Nafimidone was an imidazole derivative, developed by Syntex Research Laboratories and supported by the Epilepsy Branch of NINDS. Early studies showed striking efficacy, and the experimental and clinical profile of the compound was similar to that of phenytoin and carbamazepine. However, it was said to have a very poor therapeutic/toxicity ratio, and further clinical development was abandoned in the early 1990s.
Ralitoline is a thiazolidinone derivative and manufactured by Warner-Lambert. Experimentally, it resembled phenytoin and carbamazepine and was thought to act on the sodium channel. The major problem identified early in development was its very short half-life, and possibly largely for this reason, and despite a rather promising efficacy profile, its clinical development stopped in the early 1990s.
Milacemide was designed as a glycine agonist and sponsored by Monsanto-Searle. Although open studies showed effectiveness, early double-blind studies found little antiepileptic efficacy and the drug was abandoned as an antiepileptic. Its development continued in other indications, including myoclonus, but was effectively abandoned by the year 2000.
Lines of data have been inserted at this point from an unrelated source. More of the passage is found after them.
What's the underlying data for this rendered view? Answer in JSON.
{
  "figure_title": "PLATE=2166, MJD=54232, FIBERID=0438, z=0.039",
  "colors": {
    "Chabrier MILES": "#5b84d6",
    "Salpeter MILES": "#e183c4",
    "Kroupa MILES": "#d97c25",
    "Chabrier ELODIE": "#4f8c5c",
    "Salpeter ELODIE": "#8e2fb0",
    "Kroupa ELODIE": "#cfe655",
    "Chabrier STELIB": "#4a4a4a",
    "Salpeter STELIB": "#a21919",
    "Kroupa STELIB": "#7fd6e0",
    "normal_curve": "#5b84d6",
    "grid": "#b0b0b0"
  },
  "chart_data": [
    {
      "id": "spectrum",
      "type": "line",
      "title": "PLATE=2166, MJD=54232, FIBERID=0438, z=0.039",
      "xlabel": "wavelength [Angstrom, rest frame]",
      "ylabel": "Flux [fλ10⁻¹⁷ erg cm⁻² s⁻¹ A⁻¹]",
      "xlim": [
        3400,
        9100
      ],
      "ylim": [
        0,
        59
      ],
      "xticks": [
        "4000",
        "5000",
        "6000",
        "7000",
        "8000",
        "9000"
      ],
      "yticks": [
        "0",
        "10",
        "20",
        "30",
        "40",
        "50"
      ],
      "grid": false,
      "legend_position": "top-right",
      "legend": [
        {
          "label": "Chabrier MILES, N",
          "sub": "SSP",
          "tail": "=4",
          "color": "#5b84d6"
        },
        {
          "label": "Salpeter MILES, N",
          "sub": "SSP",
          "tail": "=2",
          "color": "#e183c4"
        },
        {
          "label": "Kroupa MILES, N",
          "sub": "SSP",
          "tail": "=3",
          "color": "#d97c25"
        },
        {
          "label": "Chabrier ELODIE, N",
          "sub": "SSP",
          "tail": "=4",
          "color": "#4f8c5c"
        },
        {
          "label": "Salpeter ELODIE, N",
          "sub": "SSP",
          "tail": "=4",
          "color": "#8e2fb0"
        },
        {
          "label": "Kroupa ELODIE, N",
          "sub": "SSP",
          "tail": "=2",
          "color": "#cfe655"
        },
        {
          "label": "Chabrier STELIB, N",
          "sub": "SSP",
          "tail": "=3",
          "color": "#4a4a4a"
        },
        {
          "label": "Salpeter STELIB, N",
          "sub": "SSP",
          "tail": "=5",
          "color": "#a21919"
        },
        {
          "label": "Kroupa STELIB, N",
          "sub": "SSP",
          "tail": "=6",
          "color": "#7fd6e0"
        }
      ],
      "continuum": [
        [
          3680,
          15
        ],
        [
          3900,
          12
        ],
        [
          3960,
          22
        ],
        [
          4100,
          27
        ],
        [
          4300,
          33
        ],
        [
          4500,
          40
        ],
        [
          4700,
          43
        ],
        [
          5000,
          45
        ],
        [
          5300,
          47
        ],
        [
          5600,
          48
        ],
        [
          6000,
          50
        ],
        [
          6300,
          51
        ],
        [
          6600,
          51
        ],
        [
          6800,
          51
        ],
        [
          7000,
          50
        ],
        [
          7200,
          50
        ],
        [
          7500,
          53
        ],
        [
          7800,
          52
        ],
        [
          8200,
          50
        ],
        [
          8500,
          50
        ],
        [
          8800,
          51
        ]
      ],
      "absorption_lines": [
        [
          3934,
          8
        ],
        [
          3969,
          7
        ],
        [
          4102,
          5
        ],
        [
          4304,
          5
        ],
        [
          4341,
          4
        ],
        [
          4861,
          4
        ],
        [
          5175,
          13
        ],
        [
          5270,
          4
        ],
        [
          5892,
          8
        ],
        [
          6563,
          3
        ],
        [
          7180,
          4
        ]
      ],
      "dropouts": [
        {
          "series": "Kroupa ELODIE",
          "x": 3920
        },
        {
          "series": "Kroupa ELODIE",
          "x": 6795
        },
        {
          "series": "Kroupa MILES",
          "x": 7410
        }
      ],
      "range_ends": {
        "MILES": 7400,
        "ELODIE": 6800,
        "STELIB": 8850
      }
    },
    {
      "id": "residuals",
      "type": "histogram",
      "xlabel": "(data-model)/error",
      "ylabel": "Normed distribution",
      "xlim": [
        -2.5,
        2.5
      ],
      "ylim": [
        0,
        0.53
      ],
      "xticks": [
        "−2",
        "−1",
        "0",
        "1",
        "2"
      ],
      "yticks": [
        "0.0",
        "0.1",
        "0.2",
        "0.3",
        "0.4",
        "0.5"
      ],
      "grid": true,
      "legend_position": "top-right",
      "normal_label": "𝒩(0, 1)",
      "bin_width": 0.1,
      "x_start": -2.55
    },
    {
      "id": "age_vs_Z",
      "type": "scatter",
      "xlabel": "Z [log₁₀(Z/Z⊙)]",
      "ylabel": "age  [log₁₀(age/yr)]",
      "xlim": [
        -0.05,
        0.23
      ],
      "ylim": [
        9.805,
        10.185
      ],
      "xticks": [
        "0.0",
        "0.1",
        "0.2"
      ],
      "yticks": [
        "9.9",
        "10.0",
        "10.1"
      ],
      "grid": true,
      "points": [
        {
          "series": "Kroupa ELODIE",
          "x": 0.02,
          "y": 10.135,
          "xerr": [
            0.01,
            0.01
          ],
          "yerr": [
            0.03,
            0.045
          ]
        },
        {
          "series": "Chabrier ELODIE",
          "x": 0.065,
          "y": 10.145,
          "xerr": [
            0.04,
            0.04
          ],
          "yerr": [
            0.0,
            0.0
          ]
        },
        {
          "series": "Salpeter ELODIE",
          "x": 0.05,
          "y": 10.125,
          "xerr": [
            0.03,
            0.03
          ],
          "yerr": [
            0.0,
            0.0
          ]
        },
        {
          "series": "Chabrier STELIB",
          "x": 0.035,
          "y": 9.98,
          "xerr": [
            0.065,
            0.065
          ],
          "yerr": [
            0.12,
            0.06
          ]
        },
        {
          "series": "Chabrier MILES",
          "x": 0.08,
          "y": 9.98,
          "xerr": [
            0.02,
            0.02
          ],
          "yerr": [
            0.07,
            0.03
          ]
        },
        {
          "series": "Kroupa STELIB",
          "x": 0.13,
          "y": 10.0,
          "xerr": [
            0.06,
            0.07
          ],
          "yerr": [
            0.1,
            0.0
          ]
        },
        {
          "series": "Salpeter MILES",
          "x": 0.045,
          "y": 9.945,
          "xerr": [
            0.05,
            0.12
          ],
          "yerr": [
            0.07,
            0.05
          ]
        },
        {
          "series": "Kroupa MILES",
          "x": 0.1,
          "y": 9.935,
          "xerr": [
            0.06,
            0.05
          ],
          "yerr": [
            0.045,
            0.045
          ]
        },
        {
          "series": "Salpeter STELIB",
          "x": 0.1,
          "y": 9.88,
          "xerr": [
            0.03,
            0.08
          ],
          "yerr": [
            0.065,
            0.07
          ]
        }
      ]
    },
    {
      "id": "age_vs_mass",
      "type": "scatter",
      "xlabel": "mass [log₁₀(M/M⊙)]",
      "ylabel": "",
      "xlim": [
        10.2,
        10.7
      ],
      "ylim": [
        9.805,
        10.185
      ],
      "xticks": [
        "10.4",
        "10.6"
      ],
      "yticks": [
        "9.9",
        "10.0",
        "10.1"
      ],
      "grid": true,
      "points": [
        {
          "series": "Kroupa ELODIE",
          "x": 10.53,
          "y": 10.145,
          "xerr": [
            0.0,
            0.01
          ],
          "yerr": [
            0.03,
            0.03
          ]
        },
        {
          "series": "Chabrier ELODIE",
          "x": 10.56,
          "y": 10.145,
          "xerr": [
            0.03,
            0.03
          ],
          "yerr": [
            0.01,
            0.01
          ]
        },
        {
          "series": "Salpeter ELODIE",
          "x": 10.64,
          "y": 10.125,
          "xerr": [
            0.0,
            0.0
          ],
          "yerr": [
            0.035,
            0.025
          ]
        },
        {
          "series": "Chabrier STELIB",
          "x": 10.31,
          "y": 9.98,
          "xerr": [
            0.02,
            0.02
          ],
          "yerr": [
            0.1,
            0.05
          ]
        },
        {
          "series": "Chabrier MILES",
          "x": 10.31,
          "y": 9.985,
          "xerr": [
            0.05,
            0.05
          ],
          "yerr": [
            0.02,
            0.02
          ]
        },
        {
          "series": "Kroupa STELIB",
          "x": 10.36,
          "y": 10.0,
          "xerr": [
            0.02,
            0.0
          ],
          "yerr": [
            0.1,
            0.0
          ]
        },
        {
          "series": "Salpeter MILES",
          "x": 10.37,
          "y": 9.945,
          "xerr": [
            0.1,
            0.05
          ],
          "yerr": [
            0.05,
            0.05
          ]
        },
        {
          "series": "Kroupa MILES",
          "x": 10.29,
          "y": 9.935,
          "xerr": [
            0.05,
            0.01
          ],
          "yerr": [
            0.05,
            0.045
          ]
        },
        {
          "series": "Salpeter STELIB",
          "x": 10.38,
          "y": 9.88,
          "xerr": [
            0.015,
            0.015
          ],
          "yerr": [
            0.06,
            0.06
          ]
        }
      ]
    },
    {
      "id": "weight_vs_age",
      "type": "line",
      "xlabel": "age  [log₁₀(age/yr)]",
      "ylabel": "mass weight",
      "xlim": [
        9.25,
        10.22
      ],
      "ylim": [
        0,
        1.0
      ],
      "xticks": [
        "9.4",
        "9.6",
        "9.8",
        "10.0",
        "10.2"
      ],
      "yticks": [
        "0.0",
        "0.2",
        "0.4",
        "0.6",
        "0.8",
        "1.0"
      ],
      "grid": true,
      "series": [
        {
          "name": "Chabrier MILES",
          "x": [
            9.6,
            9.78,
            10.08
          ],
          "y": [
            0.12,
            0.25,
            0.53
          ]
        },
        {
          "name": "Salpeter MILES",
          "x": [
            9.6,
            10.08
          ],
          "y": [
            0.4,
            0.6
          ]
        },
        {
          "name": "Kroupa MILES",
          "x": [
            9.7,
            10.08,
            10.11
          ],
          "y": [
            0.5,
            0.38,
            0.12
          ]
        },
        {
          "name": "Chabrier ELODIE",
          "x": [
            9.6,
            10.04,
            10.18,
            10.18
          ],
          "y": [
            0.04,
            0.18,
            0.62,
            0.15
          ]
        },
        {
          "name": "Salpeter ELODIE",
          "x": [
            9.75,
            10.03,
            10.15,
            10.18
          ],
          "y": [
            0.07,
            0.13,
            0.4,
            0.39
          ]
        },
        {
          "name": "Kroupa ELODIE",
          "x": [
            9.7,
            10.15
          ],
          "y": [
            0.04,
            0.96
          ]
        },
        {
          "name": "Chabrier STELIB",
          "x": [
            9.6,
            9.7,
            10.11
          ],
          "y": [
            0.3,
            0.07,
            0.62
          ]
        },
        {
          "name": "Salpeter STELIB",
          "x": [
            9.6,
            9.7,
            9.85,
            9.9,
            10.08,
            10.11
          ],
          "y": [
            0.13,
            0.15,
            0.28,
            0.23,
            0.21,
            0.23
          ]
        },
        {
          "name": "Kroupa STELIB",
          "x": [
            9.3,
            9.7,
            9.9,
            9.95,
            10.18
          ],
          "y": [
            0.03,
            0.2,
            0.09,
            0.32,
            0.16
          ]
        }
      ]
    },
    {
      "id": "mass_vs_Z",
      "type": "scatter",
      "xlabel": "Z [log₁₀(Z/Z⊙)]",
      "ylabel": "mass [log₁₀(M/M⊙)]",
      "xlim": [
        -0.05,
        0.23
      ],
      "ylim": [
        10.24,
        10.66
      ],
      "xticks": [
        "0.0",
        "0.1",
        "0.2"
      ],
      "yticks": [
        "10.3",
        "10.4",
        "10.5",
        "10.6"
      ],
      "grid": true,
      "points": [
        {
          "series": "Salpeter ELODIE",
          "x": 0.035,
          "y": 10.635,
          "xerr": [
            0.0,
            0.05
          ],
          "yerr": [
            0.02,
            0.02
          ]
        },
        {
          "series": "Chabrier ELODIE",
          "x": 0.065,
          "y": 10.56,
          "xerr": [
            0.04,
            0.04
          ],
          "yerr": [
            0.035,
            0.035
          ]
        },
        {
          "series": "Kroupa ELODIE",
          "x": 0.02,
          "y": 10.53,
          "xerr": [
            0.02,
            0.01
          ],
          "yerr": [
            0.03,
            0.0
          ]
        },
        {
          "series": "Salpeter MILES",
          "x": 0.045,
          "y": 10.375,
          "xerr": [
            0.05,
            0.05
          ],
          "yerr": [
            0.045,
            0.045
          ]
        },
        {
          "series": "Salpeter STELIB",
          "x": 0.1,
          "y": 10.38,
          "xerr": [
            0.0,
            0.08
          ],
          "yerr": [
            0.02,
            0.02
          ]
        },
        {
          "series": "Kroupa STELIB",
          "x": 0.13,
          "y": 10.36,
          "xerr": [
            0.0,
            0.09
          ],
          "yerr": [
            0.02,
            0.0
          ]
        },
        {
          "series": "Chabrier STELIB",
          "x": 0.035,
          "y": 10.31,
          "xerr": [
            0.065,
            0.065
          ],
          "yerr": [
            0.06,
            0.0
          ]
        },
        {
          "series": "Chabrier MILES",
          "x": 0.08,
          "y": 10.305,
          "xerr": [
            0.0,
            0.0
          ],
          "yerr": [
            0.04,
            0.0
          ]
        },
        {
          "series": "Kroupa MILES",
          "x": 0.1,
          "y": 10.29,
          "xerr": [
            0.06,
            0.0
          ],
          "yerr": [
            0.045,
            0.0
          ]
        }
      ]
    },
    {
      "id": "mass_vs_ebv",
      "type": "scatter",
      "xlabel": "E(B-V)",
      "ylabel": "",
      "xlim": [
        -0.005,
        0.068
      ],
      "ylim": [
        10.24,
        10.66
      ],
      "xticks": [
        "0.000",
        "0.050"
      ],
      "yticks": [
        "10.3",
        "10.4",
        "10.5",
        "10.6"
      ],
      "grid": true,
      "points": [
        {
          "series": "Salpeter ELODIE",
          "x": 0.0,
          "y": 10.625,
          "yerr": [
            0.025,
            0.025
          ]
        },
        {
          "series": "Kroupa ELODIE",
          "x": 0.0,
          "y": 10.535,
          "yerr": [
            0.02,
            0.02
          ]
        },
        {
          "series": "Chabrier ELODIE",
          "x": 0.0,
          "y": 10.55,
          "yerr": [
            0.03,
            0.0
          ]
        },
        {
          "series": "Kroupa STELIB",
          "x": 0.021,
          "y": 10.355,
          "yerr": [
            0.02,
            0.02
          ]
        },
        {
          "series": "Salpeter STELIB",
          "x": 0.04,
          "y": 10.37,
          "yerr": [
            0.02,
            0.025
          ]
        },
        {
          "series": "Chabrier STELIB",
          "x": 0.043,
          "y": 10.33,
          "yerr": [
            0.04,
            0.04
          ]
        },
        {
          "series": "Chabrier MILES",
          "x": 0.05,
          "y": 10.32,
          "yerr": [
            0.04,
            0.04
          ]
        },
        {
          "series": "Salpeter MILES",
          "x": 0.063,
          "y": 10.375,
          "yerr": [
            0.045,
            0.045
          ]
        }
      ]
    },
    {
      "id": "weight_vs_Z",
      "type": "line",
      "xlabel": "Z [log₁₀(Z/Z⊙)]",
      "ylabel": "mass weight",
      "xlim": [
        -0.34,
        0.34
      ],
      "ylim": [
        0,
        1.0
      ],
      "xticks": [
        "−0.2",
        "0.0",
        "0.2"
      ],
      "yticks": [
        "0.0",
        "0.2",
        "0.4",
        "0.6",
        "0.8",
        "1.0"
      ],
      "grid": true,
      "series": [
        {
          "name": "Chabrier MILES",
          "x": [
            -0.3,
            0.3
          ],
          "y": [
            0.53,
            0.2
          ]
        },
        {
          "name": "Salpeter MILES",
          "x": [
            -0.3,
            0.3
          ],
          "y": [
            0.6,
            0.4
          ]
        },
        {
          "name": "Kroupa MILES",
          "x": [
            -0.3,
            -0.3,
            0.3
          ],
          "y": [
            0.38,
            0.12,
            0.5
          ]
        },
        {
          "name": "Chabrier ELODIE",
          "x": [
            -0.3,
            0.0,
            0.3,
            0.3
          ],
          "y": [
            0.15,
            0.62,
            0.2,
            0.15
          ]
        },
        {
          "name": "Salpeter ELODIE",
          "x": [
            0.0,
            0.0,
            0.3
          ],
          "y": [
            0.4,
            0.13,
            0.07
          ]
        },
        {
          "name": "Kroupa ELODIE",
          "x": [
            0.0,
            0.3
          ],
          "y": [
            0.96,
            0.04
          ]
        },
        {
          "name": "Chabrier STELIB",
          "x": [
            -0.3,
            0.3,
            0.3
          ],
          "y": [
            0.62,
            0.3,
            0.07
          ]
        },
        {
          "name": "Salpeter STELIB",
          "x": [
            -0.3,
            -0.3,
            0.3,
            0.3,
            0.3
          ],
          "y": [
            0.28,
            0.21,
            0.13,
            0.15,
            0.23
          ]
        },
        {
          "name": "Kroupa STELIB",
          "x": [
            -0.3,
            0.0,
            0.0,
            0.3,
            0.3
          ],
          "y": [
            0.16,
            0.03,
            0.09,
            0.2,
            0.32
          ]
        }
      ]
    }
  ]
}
Loreclezole: This triazole derivative, sponsored by Janssen Pharmaceutical, has an experimental profile similar to that of the barbiturates and benzodiazepines, and was found to have promising results, both in monotherapy and as add-on therapy in phase II trials. It binds to the same site as the active ingredient, valerenic acid, of the valerian plant, which is a well-established traditional herbal remedy for epilepsy. Loreclezole has been a valuable, indeed almost cult, compound used to elucidate the functioning of the GABA receptor because of its unique binding properties. Although it continues to be studied experimentally, it seems not to be entering any large-scale clinical development program.
Losigamone was developed by Willmar Schwabe in the late 1980s, in conjunction with the NIH ADD program. It has continued to be investigated in a low-level way, and is now in phase III studies; whether it will ever be licensed after such a long gestation remains to be seen. It has been postulated that it blocks seizure spread by acting on voltage-gated ion channels. Uniquely for an antiepileptic, the drug is a β-methoxy-butenolides and exists as a racemic mixture of two enantiomers (AO-242 and AO-294). In clinical trials, the enantiomer AO-242 seems to be more potent than AO-294 or racemate, and is apparently effective against partial and secondary generalized seizures. A particular advantage is its good tolerability.